By default the modal KE and PE spectra are also calculated

[13]:
kr, modal_kespec_1 = tools.calc_ispec(m, ds.KEspec_modal.sel(lev=1).data.squeeze())
_,  modal_kespec_2 = tools.calc_ispec(m, ds.KEspec_modal.sel(lev=2).data.squeeze())
_,  modal_kespec_3 = tools.calc_ispec(m, ds.KEspec_modal.sel(lev=3).data.squeeze())

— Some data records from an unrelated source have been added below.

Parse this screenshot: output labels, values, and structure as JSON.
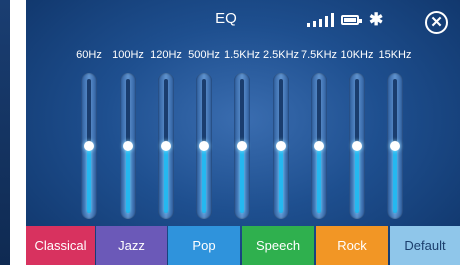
{
  "header": {
    "title": "EQ",
    "status_icons": [
      "signal-icon",
      "battery-icon",
      "bluetooth-icon"
    ],
    "bluetooth_glyph": "✱",
    "close_glyph": "✕"
  },
  "bands": [
    {
      "label": "60Hz",
      "level": 0.5
    },
    {
      "label": "100Hz",
      "level": 0.5
    },
    {
      "label": "120Hz",
      "level": 0.5
    },
    {
      "label": "500Hz",
      "level": 0.5
    },
    {
      "label": "1.5KHz",
      "level": 0.5
    },
    {
      "label": "2.5KHz",
      "level": 0.5
    },
    {
      "label": "7.5KHz",
      "level": 0.5
    },
    {
      "label": "10KHz",
      "level": 0.5
    },
    {
      "label": "15KHz",
      "level": 0.5
    }
  ],
  "presets": [
    {
      "label": "Classical",
      "color": "#d8325f"
    },
    {
      "label": "Jazz",
      "color": "#6b59b8"
    },
    {
      "label": "Pop",
      "color": "#2f93dc"
    },
    {
      "label": "Speech",
      "color": "#2fb04e"
    },
    {
      "label": "Rock",
      "color": "#f29625"
    },
    {
      "label": "Default",
      "color": "#8fc6ea",
      "text_color": "#1c3f6d"
    }
  ]
}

_,  modal_pespec_2 = tools.calc_ispec(m, ds.PEspec_modal.sel(lev_mid=1.5).data.squeeze())
_,  modal_pespec_3 = tools.calc_ispec(m, ds.PEspec_modal.sel(lev_mid=2.5).data.squeeze())
[14]:
plt.figure(figsize=(15,5))

plt.subplot(121)
plt.loglog(kr, modal_kespec_1, '.-')
plt.loglog(kr, modal_kespec_2, '.-')
plt.loglog(kr, modal_kespec_3, '.-')

plt.legend(['barotropic ','1st baroclinic', '2nd baroclinic'], loc='lower left')
plt.ylim([1e-12,1e-5]);
plt.xlabel(r'k (m$^{-1}$)'); plt.grid()
plt.title('Kinetic Energy Spectra');


plt.subplot(122)
plt.loglog(kr, modal_pespec_2, '.-')
plt.loglog(kr, modal_pespec_3, '.-')

plt.legend(['1st baroclinic', '2nd baroclinic'], loc='lower left')
plt.ylim([1e-12,1e-5]);
plt.xlabel(r'k (m$^{-1}$)'); plt.grid()
plt.title('Potential Energy Spectra');
../_images/examples_layered_24_0.png
[15]:
_, APEgenspec = tools.calc_ispec(m, ds.APEgenspec.data.squeeze())
_, APEflux    = tools.calc_ispec(m, ds.APEflux_div.data.squeeze())
_, KEflux     = tools.calc_ispec(m, ds.KEflux_div.data.squeeze())
_, Dissspec   = tools.calc_ispec(m, ds.Dissspec.squeeze().data)
_, KEfrictionspec = tools.calc_ispec(m, ds.KEfrictionspec.squeeze().data)

ebud = [ APEgenspec,
         APEflux,
         KEflux,
         Dissspec,
         KEfrictionspec]
ebud.append(-np.vstack(ebud).sum(axis=0))
ebud_labels = ['APE gen','APE flux div.','KE flux div.','Dissipation','Friction','Resid.']
[plt.semilogx(kr, term) for term in ebud]
plt.legend(ebud_labels, loc='lower left', ncol=2)
plt.xlabel(r'k (m$^{-1}$)'); plt.grid()
plt.title('Spectral Energy Transfers');
../_images/examples_layered_25_0.png
[16]:
_, ENSflux    = tools.calc_ispec(m, ds.ENSflux.data.squeeze())
_, ENSgenspec = tools.calc_ispec(m, ds.ENSgenspec.data.squeeze())
_, ENSfrictionspec = tools.calc_ispec(m, ds.ENSfrictionspec.data.squeeze())
_, ENSDissspec = tools.calc_ispec(m, ds.ENSDissspec.data.squeeze())

ebud = [ ENSgenspec,
         ENSflux,
         ENSDissspec,
         ENSfrictionspec]
ebud.append(-np.vstack(ebud).sum(axis=0))
ebud_labels = ['ENS gen','ENS flux div.','Dissipation','Friction','Resid.']
[plt.semilogx(kr, term) for term in ebud]
plt.legend(ebud_labels, loc='lower left')
plt.xlabel(r'k (m$^{-1}$)'); plt.grid()
plt.title('Spectral Enstrophy Transfer');
../_images/examples_layered_26_0.png

The dynamics here is similar to the reference experiment of Larichev & Held (1995). The APE generated through baroclinic instability is fluxed towards deformation length scales, where it is converted into KE. The KE the experiments and inverse tranfer, cascading up to the scale of the domain. The mechanical bottom drag essentially removes the large scale KE.